We are modeling the tweeter of speaker and its enclosure with the circuit shown in the figure attached.

We are also given an "magnitude of input impedance" curve as shown in the figure with various data points.

With access to these various data points we are able to determine the various components values within the equivalent circuit.

At low frequencies only R1 is visible, thus |Zin| = R1.

At the resonance frequency due to the enclose we will see R1 and R2 in series, thus the peak value in the |Zin| graph is R1 + R2. Since we know R1 already we can solve R2.

At high frequencies we will see R1 in series with L1, but due to the high frequency we can essentially neglect R1, thus |Zin| ≈ ωL1.

So the linear portion seen after the hump due to the resonance from the encloser can be thought to have an angle β, such that tanβ = slope = L1.

Thus we can use the data computes to compute the slope on this section of the curve and solve for L1.

Now that part I am stuck on is with regards to L2 and C2.

Is it possible to find L2 and C2 uniquely? If so, how?

Thanks again!

I thought resonance was where the magnitude of the impedance of C and L2 are equal so the load looks purely resistive.

L1 creates a "rolloff" so the speaker output should drop at about 20dB/decade as frequency goes up.

I don't think this problem can be solved without more information. You don't even have a frequency.

A tweeter usually has a sealed back so its enclosure has nothing to do with its resonant frequency. The highpass crossover network in the speaker usually rolls off above the resonant frequency because a tweeter is never played at its resonant frequency.

Audioguru said:

A tweeter usually has a sealed back so its enclosure has nothing to do with its resonant frequency. The highpass crossover network in the speaker usually rolls off above the resonant frequency because a tweeter is never played at its resonant frequency.

Click to expand...

This is indeed what we are implementing, a crossover network filtering out low frequencies for tweeter and high frequencies for the woofer, both with cutoff frequencies of about 3kHz.

Regardless, my main concerns are about L2 and C2.

Can they be determined uniquely? If so, how?

You may have inadvertently answered my question in you previous post, and if that's the case I'm still missing it.

(If this is indeed true could you dumb it down further?)

I don't think this problem can be solved without more information.
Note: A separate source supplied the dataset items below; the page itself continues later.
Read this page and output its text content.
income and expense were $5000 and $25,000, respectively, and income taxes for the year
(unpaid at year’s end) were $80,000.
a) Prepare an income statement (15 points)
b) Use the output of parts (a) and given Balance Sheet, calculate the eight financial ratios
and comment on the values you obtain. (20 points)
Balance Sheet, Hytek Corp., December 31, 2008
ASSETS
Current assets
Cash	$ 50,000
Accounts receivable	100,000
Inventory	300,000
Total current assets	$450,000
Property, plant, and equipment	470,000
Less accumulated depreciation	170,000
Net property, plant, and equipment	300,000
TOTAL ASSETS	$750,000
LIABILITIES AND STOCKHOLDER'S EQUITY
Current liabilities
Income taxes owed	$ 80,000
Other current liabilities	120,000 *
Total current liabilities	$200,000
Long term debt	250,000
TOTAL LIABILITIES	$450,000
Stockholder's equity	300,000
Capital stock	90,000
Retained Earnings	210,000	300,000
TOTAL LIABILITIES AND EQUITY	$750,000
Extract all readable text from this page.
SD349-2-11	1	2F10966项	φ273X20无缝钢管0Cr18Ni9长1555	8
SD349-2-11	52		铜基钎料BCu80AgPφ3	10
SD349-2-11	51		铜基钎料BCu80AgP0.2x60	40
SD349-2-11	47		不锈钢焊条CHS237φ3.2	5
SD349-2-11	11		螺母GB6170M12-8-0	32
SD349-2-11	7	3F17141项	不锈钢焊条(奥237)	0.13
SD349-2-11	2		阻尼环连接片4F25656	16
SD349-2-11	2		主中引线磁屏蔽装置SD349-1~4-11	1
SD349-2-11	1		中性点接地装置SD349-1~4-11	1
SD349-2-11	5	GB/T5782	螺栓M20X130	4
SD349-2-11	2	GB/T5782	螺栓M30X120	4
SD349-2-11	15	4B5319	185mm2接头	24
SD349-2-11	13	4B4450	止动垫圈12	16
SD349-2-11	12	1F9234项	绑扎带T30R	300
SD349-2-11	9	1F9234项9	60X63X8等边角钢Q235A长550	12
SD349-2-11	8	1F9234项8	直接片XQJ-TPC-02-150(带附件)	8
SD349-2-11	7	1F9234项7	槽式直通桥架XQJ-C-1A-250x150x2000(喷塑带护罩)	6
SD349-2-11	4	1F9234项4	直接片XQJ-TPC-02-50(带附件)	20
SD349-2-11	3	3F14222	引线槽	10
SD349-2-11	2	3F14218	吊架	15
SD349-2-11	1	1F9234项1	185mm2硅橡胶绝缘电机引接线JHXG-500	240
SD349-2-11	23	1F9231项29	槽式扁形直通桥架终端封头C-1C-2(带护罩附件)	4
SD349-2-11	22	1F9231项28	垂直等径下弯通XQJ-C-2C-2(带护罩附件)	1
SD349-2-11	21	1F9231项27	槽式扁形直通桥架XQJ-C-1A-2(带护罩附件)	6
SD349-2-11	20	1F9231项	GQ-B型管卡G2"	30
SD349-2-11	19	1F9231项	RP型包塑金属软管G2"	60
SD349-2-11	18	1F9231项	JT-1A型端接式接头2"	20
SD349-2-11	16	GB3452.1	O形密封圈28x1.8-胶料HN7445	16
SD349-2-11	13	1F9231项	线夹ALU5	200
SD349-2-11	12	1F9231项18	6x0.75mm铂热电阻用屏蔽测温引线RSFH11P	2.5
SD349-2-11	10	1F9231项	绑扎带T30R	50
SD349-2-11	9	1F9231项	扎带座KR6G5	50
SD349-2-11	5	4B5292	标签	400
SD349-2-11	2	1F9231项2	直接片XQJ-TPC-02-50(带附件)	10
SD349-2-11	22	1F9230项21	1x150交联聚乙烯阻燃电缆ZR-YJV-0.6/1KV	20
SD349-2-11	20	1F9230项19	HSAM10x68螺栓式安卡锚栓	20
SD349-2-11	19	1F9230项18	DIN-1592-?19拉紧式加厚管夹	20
You don't even have a frequency.

Click to expand...

We have various data points for the graph I mentioned, all of which include a frequency value.

Here is an article that explains everything about a speaker's passive crossover network including adding an RC Zobel network to flatten the woofer impedance and a tuned LCR circuit to null the tweeter's resonance peak:
http://www.sound.westhost.com/lr-passive.htm

\(Q = \frac{f_{o}}{\Delta f}\)

I should be able to approximate,

\(\Delta f\)

from the data points on the graph by finding two points on either side of the maximum such that |Zin| has a value that is half of this maximum value, occuring at the resonance frequency.

Once I have this I have Q becuase I know the resonant frequency at which the maximum occurs and Q will relate back to L2 and C2 as such,

\(Q = R \sqrt{\frac{C}{L}}\)

since it is modelled as a parallel RLC.

My guess is that L2 and C are mechanical in nature. L2 represents a spring and C represents a mass. R2 is a damper. The spring is a combination of the compressibility of the air and the deflection (mounting) of the speaker(s). (If you push gently on a speaker and release it, it will spring back.) The mass is probably mostly from the speaker coil and cone but probably some mass from the air. That would fit with the resonance of the speaker enclosure.

I'm not sure how simple it would be to find "unique" values of L2 and C. It would probably take some experimentation with different speakers and enclosure sizes. If the enclosure is ported, it will have an effect on the mechanical response too.

In mechanical terms, the spring constant "k" (force vs. deflection) is the reciprocal of L (or L2 in this case), and the mass "m" is equivalent to C. So if an electrical resonant frequency (in radians) is defined as the square root of 1/LC, then the mechanical resonant frequency is defined as the square root of k/m.